IPG did not respond to KCRW’s requests for comment, but representatives told City Council members they are participating in a rental assistance program that offers up to two years of rent relief to a limited number of residents. And they said they are investing in the property with things like $85,000 to resurface the streets, and $15,000 worth of new pool furniture. 

This all sounds familiar to Patricia Taylor. IPG bought her mobile home park nearby in Huntington Beach three years ago. This year Taylor’s rent increased $85 to over $1500 a month. Taylor, who’s in her 80s and lives off social security, says she no longer has the budget for simple pleasures like eating out.

“I'm very careful about what I spend and I don't do much entertainment. I don't plan to travel. I can't go places,” says Taylor. “My income pretty much takes care of necessities and that's it.”

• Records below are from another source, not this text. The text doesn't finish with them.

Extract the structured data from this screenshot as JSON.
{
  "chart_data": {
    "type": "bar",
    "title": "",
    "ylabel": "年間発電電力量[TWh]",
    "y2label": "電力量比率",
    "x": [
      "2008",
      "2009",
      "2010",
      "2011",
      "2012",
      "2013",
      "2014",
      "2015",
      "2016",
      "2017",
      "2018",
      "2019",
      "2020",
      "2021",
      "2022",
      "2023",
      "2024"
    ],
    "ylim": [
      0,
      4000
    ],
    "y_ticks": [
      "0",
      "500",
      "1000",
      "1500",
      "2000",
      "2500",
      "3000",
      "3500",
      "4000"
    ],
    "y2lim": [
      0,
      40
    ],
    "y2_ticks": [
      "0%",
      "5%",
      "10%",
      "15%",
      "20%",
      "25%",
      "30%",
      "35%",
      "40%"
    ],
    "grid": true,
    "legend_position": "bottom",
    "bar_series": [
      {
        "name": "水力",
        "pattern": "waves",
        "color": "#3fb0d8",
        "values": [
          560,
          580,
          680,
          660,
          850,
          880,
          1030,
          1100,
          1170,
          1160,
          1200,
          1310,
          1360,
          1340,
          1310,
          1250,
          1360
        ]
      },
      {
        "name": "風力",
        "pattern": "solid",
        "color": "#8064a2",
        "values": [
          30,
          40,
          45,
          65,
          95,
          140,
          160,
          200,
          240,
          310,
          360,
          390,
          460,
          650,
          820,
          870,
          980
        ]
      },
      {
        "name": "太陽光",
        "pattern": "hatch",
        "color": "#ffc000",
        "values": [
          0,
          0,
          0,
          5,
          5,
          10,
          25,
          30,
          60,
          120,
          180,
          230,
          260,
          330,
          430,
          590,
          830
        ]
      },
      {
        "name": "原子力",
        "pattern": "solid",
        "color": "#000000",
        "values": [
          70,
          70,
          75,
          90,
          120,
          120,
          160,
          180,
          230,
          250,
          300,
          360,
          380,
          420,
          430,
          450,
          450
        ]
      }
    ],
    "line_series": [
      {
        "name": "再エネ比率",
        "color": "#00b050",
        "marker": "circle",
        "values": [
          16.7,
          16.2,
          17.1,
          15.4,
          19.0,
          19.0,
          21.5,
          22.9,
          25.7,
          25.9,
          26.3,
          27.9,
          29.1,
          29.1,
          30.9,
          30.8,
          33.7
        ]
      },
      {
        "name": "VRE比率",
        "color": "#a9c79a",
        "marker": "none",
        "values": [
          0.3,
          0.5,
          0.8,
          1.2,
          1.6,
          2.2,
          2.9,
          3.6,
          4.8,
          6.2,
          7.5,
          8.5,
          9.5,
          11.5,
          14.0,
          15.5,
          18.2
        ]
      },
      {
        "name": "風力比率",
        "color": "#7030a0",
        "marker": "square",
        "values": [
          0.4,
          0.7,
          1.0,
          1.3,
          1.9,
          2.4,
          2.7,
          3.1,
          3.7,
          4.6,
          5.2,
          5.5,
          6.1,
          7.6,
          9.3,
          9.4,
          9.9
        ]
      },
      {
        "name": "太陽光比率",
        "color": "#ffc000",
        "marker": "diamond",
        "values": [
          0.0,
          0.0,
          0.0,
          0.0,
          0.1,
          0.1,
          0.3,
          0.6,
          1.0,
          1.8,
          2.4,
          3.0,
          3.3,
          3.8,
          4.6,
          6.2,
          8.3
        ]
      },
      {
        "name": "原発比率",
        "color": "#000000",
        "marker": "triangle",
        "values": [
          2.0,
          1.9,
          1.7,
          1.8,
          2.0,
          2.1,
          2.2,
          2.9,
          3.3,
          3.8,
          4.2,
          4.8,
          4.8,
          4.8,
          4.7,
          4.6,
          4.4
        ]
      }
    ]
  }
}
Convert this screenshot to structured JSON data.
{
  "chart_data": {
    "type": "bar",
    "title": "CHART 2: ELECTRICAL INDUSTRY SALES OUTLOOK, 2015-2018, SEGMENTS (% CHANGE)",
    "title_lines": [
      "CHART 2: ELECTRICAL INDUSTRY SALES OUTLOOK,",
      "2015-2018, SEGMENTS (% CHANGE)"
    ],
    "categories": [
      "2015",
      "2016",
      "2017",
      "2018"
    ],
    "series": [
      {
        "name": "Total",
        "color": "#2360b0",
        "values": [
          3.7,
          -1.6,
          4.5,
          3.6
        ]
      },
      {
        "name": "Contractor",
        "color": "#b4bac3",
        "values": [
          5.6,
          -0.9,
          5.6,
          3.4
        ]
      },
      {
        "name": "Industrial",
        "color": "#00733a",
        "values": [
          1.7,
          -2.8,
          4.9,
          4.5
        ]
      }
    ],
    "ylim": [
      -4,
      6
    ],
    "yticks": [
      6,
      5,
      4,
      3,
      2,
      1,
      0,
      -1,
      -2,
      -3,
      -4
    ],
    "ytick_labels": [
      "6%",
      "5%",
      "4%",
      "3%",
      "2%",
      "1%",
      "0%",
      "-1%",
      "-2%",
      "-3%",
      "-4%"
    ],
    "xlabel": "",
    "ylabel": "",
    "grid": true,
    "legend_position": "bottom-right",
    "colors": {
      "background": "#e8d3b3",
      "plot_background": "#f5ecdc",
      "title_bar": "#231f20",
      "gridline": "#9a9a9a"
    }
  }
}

In 2014 she worked on a grassroots campaign that failed to get rent stabilization on Huntington Beach’s ballot. Now she’s working with Carol Rohr and a dozen other seniors to revive the effort at weekly meetings in Rohr’s home. Rent stabilization specifically for mobile home parks would protect tenants like her from large rent increases, while allowing property owners like IPG to increase rent at a regulated rate.

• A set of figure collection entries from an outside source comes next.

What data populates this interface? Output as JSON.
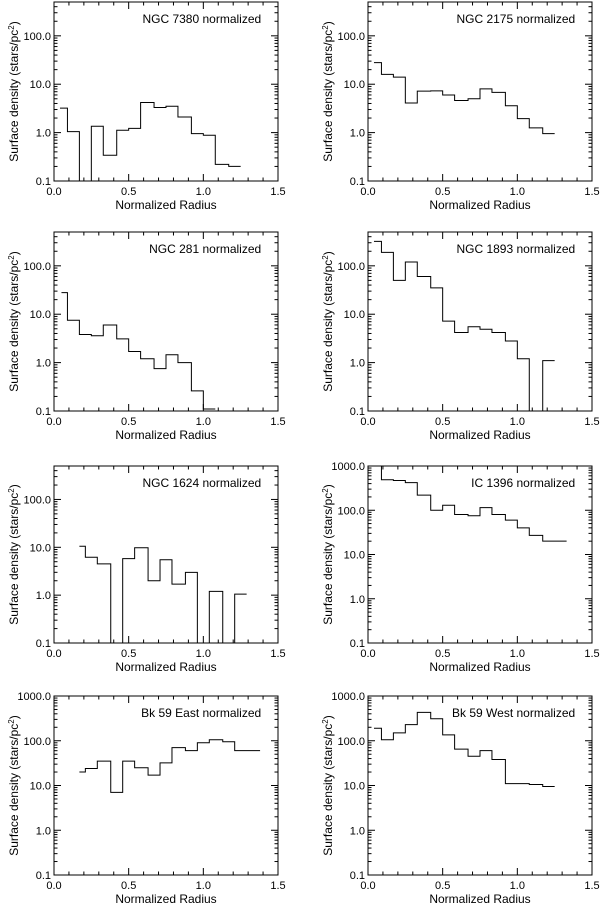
{
  "chart_data": [
    {
      "type": "line",
      "title": "NGC 7380 normalized",
      "xlabel": "Normalized Radius",
      "ylabel": "Surface density (stars/pc²)",
      "ylabel_main": "Surface density (stars/pc",
      "ylabel_sup": "2",
      "ylabel_tail": ")",
      "xlim": [
        0.0,
        1.5
      ],
      "ylim": [
        0.1,
        500.0
      ],
      "yscale": "log",
      "xticks": [
        "0.0",
        "0.5",
        "1.0",
        "1.5"
      ],
      "yticks": [
        "0.1",
        "1.0",
        "10.0",
        "100.0"
      ],
      "step_edges": [
        0.05,
        0.1,
        0.15,
        0.2,
        0.25,
        0.3,
        0.35,
        0.4,
        0.45,
        0.5,
        0.55,
        0.6,
        0.65,
        0.7,
        0.75,
        0.8,
        0.85,
        0.9,
        0.95,
        1.0,
        1.05,
        1.1,
        1.15,
        1.2,
        1.25,
        1.3,
        1.35,
        1.4,
        1.45,
        1.5
      ],
      "bins_x": [
        0.04,
        0.09,
        0.17,
        0.25,
        0.33,
        0.42,
        0.5,
        0.58,
        0.67,
        0.75,
        0.83,
        0.92,
        1.0,
        1.08,
        1.17,
        1.25,
        1.33,
        1.42,
        1.5
      ],
      "values": [
        3.2,
        1.05,
        0,
        1.35,
        0.34,
        1.12,
        1.22,
        4.2,
        3.3,
        3.5,
        2.1,
        0.95,
        0.88,
        0.22,
        0.2
      ]
    },
    {
      "type": "line",
      "title": "NGC 2175 normalized",
      "xlabel": "Normalized Radius",
      "ylabel": "Surface density (stars/pc²)",
      "ylabel_main": "Surface density (stars/pc",
      "ylabel_sup": "2",
      "ylabel_tail": ")",
      "xlim": [
        0.0,
        1.5
      ],
      "ylim": [
        0.1,
        500.0
      ],
      "yscale": "log",
      "xticks": [
        "0.0",
        "0.5",
        "1.0",
        "1.5"
      ],
      "yticks": [
        "0.1",
        "1.0",
        "10.0",
        "100.0"
      ],
      "bins_x": [
        0.04,
        0.09,
        0.17,
        0.25,
        0.33,
        0.42,
        0.5,
        0.58,
        0.67,
        0.75,
        0.83,
        0.92,
        1.0,
        1.08,
        1.17,
        1.25,
        1.33,
        1.42,
        1.5
      ],
      "values": [
        28,
        16,
        14,
        4.1,
        7.2,
        7.3,
        6.0,
        4.6,
        5.0,
        8.0,
        6.8,
        3.6,
        1.95,
        1.25,
        0.95
      ]
    },
    {
      "type": "line",
      "title": "NGC 281 normalized",
      "xlabel": "Normalized Radius",
      "ylabel": "Surface density (stars/pc²)",
      "ylabel_main": "Surface density (stars/pc",
      "ylabel_sup": "2",
      "ylabel_tail": ")",
      "xlim": [
        0.0,
        1.5
      ],
      "ylim": [
        0.1,
        500.0
      ],
      "yscale": "log",
      "xticks": [
        "0.0",
        "0.5",
        "1.0",
        "1.5"
      ],
      "yticks": [
        "0.1",
        "1.0",
        "10.0",
        "100.0"
      ],
      "bins_x": [
        0.05,
        0.09,
        0.17,
        0.25,
        0.33,
        0.42,
        0.5,
        0.58,
        0.67,
        0.75,
        0.83,
        0.92,
        1.0,
        1.08,
        1.17,
        1.25
      ],
      "values": [
        28,
        7.5,
        3.8,
        3.6,
        6.0,
        3.1,
        1.7,
        1.2,
        0.75,
        1.45,
        1.0,
        0.26,
        0.11
      ]
    },
    {
      "type": "line",
      "title": "NGC 1893 normalized",
      "xlabel": "Normalized Radius",
      "ylabel": "Surface density (stars/pc²)",
      "ylabel_main": "Surface density (stars/pc",
      "ylabel_sup": "2",
      "ylabel_tail": ")",
      "xlim": [
        0.0,
        1.5
      ],
      "ylim": [
        0.1,
        500.0
      ],
      "yscale": "log",
      "xticks": [
        "0.0",
        "0.5",
        "1.0",
        "1.5"
      ],
      "yticks": [
        "0.1",
        "1.0",
        "10.0",
        "100.0"
      ],
      "bins_x": [
        0.04,
        0.09,
        0.17,
        0.25,
        0.33,
        0.42,
        0.5,
        0.58,
        0.67,
        0.75,
        0.83,
        0.92,
        1.0,
        1.08,
        1.17,
        1.25,
        1.33,
        1.42,
        1.5
      ],
      "values": [
        320,
        190,
        50,
        120,
        60,
        35,
        7.2,
        4.2,
        5.5,
        4.9,
        4.2,
        2.8,
        1.2,
        0,
        1.1
      ]
    },
    {
      "type": "line",
      "title": "NGC 1624 normalized",
      "xlabel": "Normalized Radius",
      "ylabel": "Surface density (stars/pc²)",
      "ylabel_main": "Surface density (stars/pc",
      "ylabel_sup": "2",
      "ylabel_tail": ")",
      "xlim": [
        0.0,
        1.5
      ],
      "ylim": [
        0.1,
        500.0
      ],
      "yscale": "log",
      "xticks": [
        "0.0",
        "0.5",
        "1.0",
        "1.5"
      ],
      "yticks": [
        "0.1",
        "1.0",
        "10.0",
        "100.0"
      ],
      "bins_x": [
        0.17,
        0.21,
        0.29,
        0.38,
        0.46,
        0.54,
        0.63,
        0.71,
        0.79,
        0.88,
        0.96,
        1.04,
        1.13,
        1.21,
        1.29,
        1.38,
        1.46
      ],
      "values": [
        10.5,
        6.2,
        4.5,
        0,
        5.8,
        9.8,
        2.0,
        5.5,
        1.7,
        3.0,
        0,
        1.2,
        0,
        1.05
      ]
    },
    {
      "type": "line",
      "title": "IC 1396 normalized",
      "xlabel": "Normalized Radius",
      "ylabel": "Surface density (stars/pc²)",
      "ylabel_main": "Surface density (stars/pc",
      "ylabel_sup": "2",
      "ylabel_tail": ")",
      "xlim": [
        0.0,
        1.5
      ],
      "ylim": [
        0.1,
        1000.0
      ],
      "yscale": "log",
      "xticks": [
        "0.0",
        "0.5",
        "1.0",
        "1.5"
      ],
      "yticks": [
        "0.1",
        "1.0",
        "10.0",
        "100.0",
        "1000.0"
      ],
      "bins_x": [
        0.08,
        0.09,
        0.17,
        0.25,
        0.33,
        0.42,
        0.5,
        0.58,
        0.67,
        0.75,
        0.83,
        0.92,
        1.0,
        1.08,
        1.17,
        1.25,
        1.33,
        1.42,
        1.5
      ],
      "values": [
        1000,
        490,
        470,
        420,
        220,
        100,
        130,
        80,
        75,
        115,
        80,
        60,
        40,
        27,
        20,
        20
      ]
    },
    {
      "type": "line",
      "title": "Bk 59 East normalized",
      "xlabel": "Normalized Radius",
      "ylabel": "Surface density (stars/pc²)",
      "ylabel_main": "Surface density (stars/pc",
      "ylabel_sup": "2",
      "ylabel_tail": ")",
      "xlim": [
        0.0,
        1.5
      ],
      "ylim": [
        0.1,
        1000.0
      ],
      "yscale": "log",
      "xticks": [
        "0.0",
        "0.5",
        "1.0",
        "1.5"
      ],
      "yticks": [
        "0.1",
        "1.0",
        "10.0",
        "100.0",
        "1000.0"
      ],
      "bins_x": [
        0.17,
        0.21,
        0.29,
        0.38,
        0.46,
        0.54,
        0.63,
        0.71,
        0.79,
        0.88,
        0.96,
        1.04,
        1.13,
        1.21,
        1.29,
        1.38,
        1.46,
        1.5
      ],
      "values": [
        20,
        24,
        35,
        7.0,
        35,
        25,
        17,
        32,
        70,
        60,
        90,
        105,
        95,
        60,
        60
      ]
    },
    {
      "type": "line",
      "title": "Bk 59 West normalized",
      "xlabel": "Normalized Radius",
      "ylabel": "Surface density (stars/pc²)",
      "ylabel_main": "Surface density (stars/pc",
      "ylabel_sup": "2",
      "ylabel_tail": ")",
      "xlim": [
        0.0,
        1.5
      ],
      "ylim": [
        0.1,
        1000.0
      ],
      "yscale": "log",
      "xticks": [
        "0.0",
        "0.5",
        "1.0",
        "1.5"
      ],
      "yticks": [
        "0.1",
        "1.0",
        "10.0",
        "100.0",
        "1000.0"
      ],
      "bins_x": [
        0.04,
        0.09,
        0.17,
        0.25,
        0.33,
        0.42,
        0.5,
        0.58,
        0.67,
        0.75,
        0.83,
        0.92,
        1.0,
        1.08,
        1.17,
        1.25,
        1.33,
        1.42,
        1.5
      ],
      "values": [
        190,
        105,
        150,
        230,
        430,
        310,
        135,
        65,
        45,
        60,
        38,
        11,
        11,
        10.5,
        9.5
      ]
    }
  ]
}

A dozen seniors gather in Carol Rohr’s living room in Skandia Mobile Country Club to discuss a strategy for getting rent stabilization on the city of Huntington Beach’s November ballot. Photo by Megan Jamerson.

“We are trying to get the city to assist us in helping to protect its senior citizens,” says Taylor. “Supposedly Huntington Beach is the city of compassion and we're hoping that that will wind up being the case.”

Nine California counties, including Los Angeles, and 86 California cities now have some form of rent protection for mobile home tenants. The pressure is on in places like Huntington Beach where six out of 17 mobile home parks are now corporate owned. 

There’s more sympathy now on the City Council for rent stabilization than during the last push for it in 2014, and the nearby city of Santa Ana passed a version of rent stabilization last year. Taylor says mobile home residents in Orange County are also becoming more outspoken about the issue. “It's just, it's not ethical. It's not fair. It's not reasonable. So it drives you to action in order to try to get something to assist those people.”

Tenants like Taylor own their mobile home, and if rents get too high, she could have it moved. But that costs tens of thousands of dollars. Selling is not a great option either, because the homes typically depreciate in value as rents increase.

For those who can’t afford the higher rent, there is the threat of eviction. Taylor says she might be able to manage the rent increases for another two years. After that she’ll try to sell her home and go live with her 90-year-old brother and his wife in Colorado Springs.

Taylor is feeling anxious about the possibility of losing her two-bedroom home and the flower garden she’s grown over the last 12 years. “I love my house and I don't want to go any place else, and I don't want to be forced to because of the situation,” she says. “I enjoy where I live. I have a cat for a companion and he seems to be very happy there too.”

Taylor, Rohr and the dozen other seniors that gather for weekly meetings have until August to get rent stabilization on the ballot. Option one is to gather 29,000 signatures. Option two is to convince the City Council to sponsor the ballot initiative themselves.

Neither will be easy, and the work doesn’t stop there, says Rohr. Once the measure is on the ballot, she will be leading a campaign to convince a majority of the city’s residents to support it.

“The hardest thing is the pressure of failing. At least 3,000 to 5,000, maybe 6,000 mobile home residents in Huntington Beach, whether they know it or not, are counting on us,” says Rohr.